Conforme explicou, na altura das declarações, António Saraiva antevia que “pudesse existir alguma retoma” e que o Orçamento para o próximo ano “pudesse sinalizar à economia algum conforto e alguma alteração da política económica”. Contudo, diz, não vê que isso esteja a acontecer. Neste sentido, afirma, haverá duas hipóteses: “Virmos a aceitar o valor que o Governo propuser ou, em diálogo e em negociação, poder haver alguma modelação, para cima ou para baixo, de acordo com os indicadores“.

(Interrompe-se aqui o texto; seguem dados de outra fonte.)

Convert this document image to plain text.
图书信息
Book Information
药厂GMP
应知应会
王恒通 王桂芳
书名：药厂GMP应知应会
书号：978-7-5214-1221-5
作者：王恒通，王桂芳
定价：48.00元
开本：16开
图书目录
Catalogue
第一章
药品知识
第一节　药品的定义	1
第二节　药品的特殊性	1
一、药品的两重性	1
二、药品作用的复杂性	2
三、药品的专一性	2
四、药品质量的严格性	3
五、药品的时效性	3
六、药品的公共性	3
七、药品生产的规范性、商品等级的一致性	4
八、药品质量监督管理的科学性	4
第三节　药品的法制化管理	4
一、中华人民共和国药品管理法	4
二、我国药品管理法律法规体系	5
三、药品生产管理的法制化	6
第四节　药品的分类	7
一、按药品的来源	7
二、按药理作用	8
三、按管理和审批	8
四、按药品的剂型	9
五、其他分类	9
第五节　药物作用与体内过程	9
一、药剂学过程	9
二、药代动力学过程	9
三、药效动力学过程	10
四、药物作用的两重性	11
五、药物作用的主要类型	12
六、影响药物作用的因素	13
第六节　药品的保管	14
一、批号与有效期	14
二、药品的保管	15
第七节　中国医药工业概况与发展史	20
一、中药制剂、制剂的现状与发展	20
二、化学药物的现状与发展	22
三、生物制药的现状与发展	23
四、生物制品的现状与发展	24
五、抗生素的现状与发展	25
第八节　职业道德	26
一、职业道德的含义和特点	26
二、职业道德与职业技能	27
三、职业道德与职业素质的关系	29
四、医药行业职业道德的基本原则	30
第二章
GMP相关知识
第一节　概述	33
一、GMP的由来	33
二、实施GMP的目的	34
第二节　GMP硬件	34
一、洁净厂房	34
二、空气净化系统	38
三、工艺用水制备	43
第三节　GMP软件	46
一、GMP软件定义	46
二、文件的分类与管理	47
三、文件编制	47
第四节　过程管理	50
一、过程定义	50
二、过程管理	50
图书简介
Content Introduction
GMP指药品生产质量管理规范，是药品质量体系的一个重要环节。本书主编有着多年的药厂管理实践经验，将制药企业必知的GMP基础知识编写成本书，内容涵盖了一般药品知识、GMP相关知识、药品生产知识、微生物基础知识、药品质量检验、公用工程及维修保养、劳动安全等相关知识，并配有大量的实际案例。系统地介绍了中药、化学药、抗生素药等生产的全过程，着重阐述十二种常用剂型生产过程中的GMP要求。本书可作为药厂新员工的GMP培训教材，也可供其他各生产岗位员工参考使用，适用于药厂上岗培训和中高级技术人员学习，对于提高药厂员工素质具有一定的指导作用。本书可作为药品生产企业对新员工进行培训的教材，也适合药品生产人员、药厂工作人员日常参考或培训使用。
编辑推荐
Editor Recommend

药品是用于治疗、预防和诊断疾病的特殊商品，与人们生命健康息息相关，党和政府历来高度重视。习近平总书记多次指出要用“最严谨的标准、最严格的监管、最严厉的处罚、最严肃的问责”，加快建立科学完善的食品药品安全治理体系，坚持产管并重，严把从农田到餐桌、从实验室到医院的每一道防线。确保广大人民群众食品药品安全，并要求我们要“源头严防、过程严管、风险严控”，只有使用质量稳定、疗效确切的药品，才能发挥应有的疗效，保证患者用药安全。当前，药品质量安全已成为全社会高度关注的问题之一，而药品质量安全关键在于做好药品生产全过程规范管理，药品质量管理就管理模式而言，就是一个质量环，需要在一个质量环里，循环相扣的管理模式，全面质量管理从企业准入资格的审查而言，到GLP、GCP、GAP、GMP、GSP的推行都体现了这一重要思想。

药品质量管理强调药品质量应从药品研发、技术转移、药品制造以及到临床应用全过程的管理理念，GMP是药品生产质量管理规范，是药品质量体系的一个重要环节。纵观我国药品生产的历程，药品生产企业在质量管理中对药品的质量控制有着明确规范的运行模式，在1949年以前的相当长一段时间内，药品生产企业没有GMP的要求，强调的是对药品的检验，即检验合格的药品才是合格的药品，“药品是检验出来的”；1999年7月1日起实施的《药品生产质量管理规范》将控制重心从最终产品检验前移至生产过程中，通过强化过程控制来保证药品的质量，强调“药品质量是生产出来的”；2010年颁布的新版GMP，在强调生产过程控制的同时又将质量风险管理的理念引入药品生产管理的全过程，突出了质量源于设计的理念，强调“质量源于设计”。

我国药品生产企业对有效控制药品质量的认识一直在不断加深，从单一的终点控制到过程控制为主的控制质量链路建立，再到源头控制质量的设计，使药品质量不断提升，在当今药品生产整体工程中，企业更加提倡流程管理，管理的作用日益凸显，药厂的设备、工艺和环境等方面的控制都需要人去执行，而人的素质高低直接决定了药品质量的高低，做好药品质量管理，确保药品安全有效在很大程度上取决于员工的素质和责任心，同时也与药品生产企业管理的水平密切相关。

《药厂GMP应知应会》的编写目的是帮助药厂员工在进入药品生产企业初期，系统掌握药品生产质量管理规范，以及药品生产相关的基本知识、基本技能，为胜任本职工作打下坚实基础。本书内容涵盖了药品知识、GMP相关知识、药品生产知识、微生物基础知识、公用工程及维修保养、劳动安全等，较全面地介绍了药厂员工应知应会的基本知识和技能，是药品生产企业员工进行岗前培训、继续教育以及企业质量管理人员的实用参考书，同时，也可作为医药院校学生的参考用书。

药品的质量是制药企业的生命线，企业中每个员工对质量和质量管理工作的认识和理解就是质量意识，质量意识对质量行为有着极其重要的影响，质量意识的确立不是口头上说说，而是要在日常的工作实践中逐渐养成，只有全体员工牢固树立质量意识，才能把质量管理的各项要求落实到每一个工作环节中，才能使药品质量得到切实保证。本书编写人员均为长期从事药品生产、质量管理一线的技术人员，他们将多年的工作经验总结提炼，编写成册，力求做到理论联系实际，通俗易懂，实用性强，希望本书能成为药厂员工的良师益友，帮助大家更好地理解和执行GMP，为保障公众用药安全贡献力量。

Sublinhando que “os salários não podem ser geridos por decreto nem por ideologias, mas sim pela capacidade que a economia tem de gerar riqueza e por aquilo que as empresas produzem”, o presidente da CIP continuou, explicando que “sem empresas fortes não há um estado social justo nem uma política salarial que seja melhorada“. Embora reconheça que os trabalhadores portugueses têm, obviamente, “um salário mínimo que é baixo” e que gostaria “que os salários pudessem aumentar, mas sustentadamente”, Saraiva afirma que “são as empresas que têm que pagar os salários e devem ser as empresas a definir esses mesmos salários“.
Lamentavelmente, desde a altura em que fiz essas declarações até hoje, ao contrário do que seria desejável para o país, e não apenas para nós, as condições têm vindo a degradar-se. De facto, os sinais não são positivos para que possamos alimentar essa esperança.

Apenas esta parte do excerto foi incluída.